Fig. 7 shows the use of the system in a mountain or mountains.

7B a high power generator, which is powered by a plurality of air ducts.

Fig. 8 shows the use of the system on a rock face with a partial air flow through the mountain or mountains.

Fig. 9 shows the insert in a cooling tower

Fig. 10 use of high-rise buildings

Fig. 11 shows the use of a small system in residential buildings

Fig. 12 shows the use of a medium size system in multi-family houses. Description of Embodiments

. According to the general perspective view in Figure 1, the inventive bifunctional Solar wind power plant in combination with the water recovery system comprises the following units:

1. The generator assembly 2 and Fig. 3. 2. The water recovery plant FIG. 4; 3 and a computer-assisted, manually and remotely controlled, electronic control Fig. 5; 4 .. the high-pressure multi-cell buffer memory

FIGS. 6 and 5, the energy accumulator for the emergency power supply Fig. 6a.

2. The generator assembly Fig. 2 according to the invention and Fig. 3, consists of a cylinder shaped base body (1), having a plurality of wind / air inlet openings (8) and the underlying adjustable and closable wind bulkhead (9), the evaporators (6) inside, a radius or dome-shaped dome cover (2), on the solar collectors (7) are mounted, the mounted cylinder shaped shaft (3), in which the flügelradangetriebenen and equipped with continuously variable transmissions generators (4) are located and the Wind Measurement (12) on the upper shaft edge (3). The dimensions of the generator assembly depends on the desired kWh power and the size of the generators.

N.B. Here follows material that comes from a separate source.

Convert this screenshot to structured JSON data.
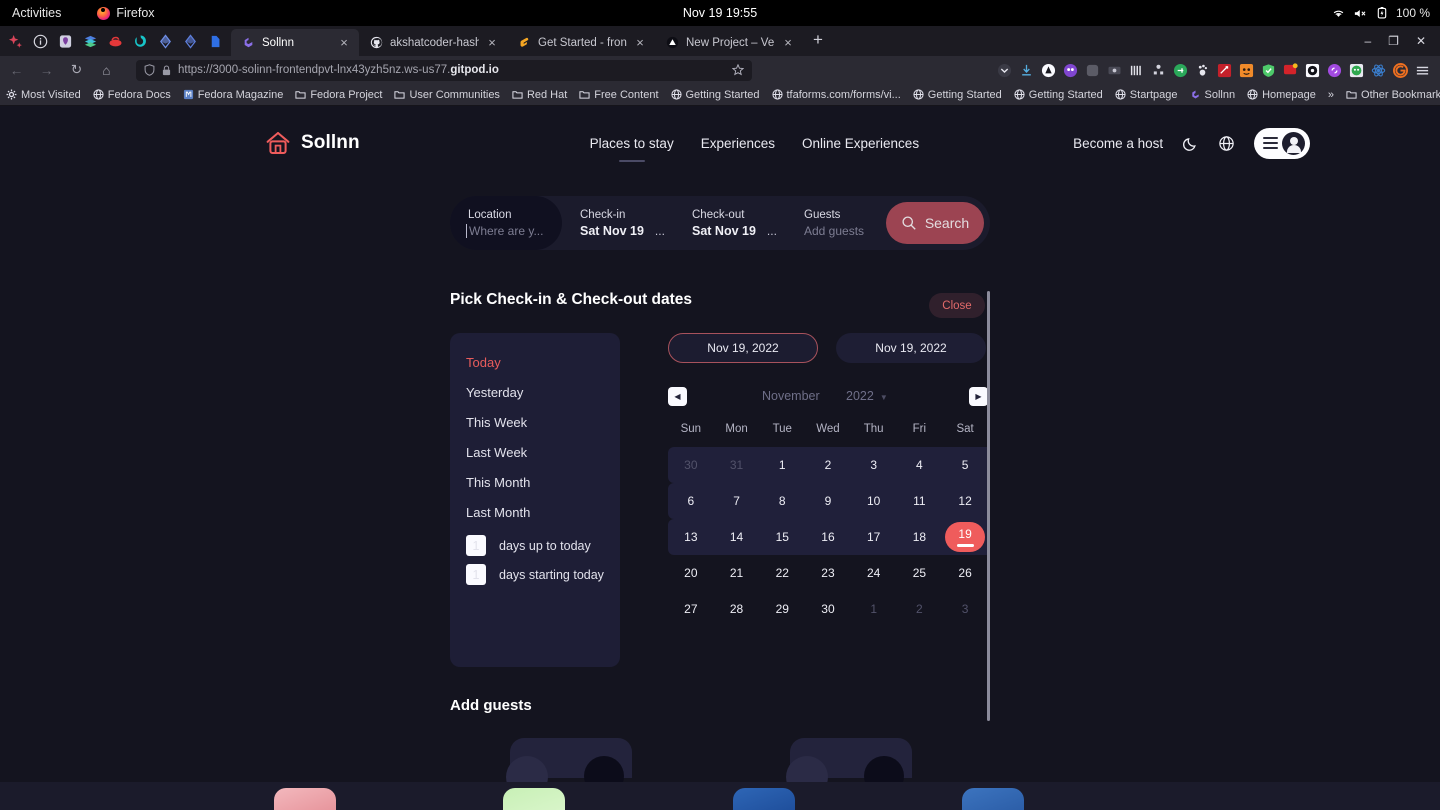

2. For the start of the Solar Wind power plant only as much current is required of generators that the water recovery and irrigation system (14) required for steam generation of water from the atmosphere recovers. With the solar collectors (7) water vapor is produced, which is pumped into the one or more high-pressure multi-cell buffer memory (10). From there, the water vapor is metered to the evaporators (6) into the interior of the generator sets out assembly. The water vapor creates a strong thermal be at which the impellers of the generators (4) driven in the cylinder shaped shaft (3) for power generation in connection with the incoming wind or the air inside the generator assembly. If the wind / air supply by wind / air inlet openings (8). To be able to regulate the wind / air stream / air inlet openings (8) are behind the wind securing / and adjustable wind bulkhead (9) mounted to be opened or closed by the electronic control (11). The wind Scots (9) are always closed on the leeward side (lee side). Thus, it is prevented that the incoming wind or the air on the lee side escapes again. On top of the cylinder shaped shaft (3), the Wind Measurement Station (12). Wind direction and speed are detected, and the electronic control (11) forwarded. Was recovered enough water for the steam production, the plant can be operated at full load.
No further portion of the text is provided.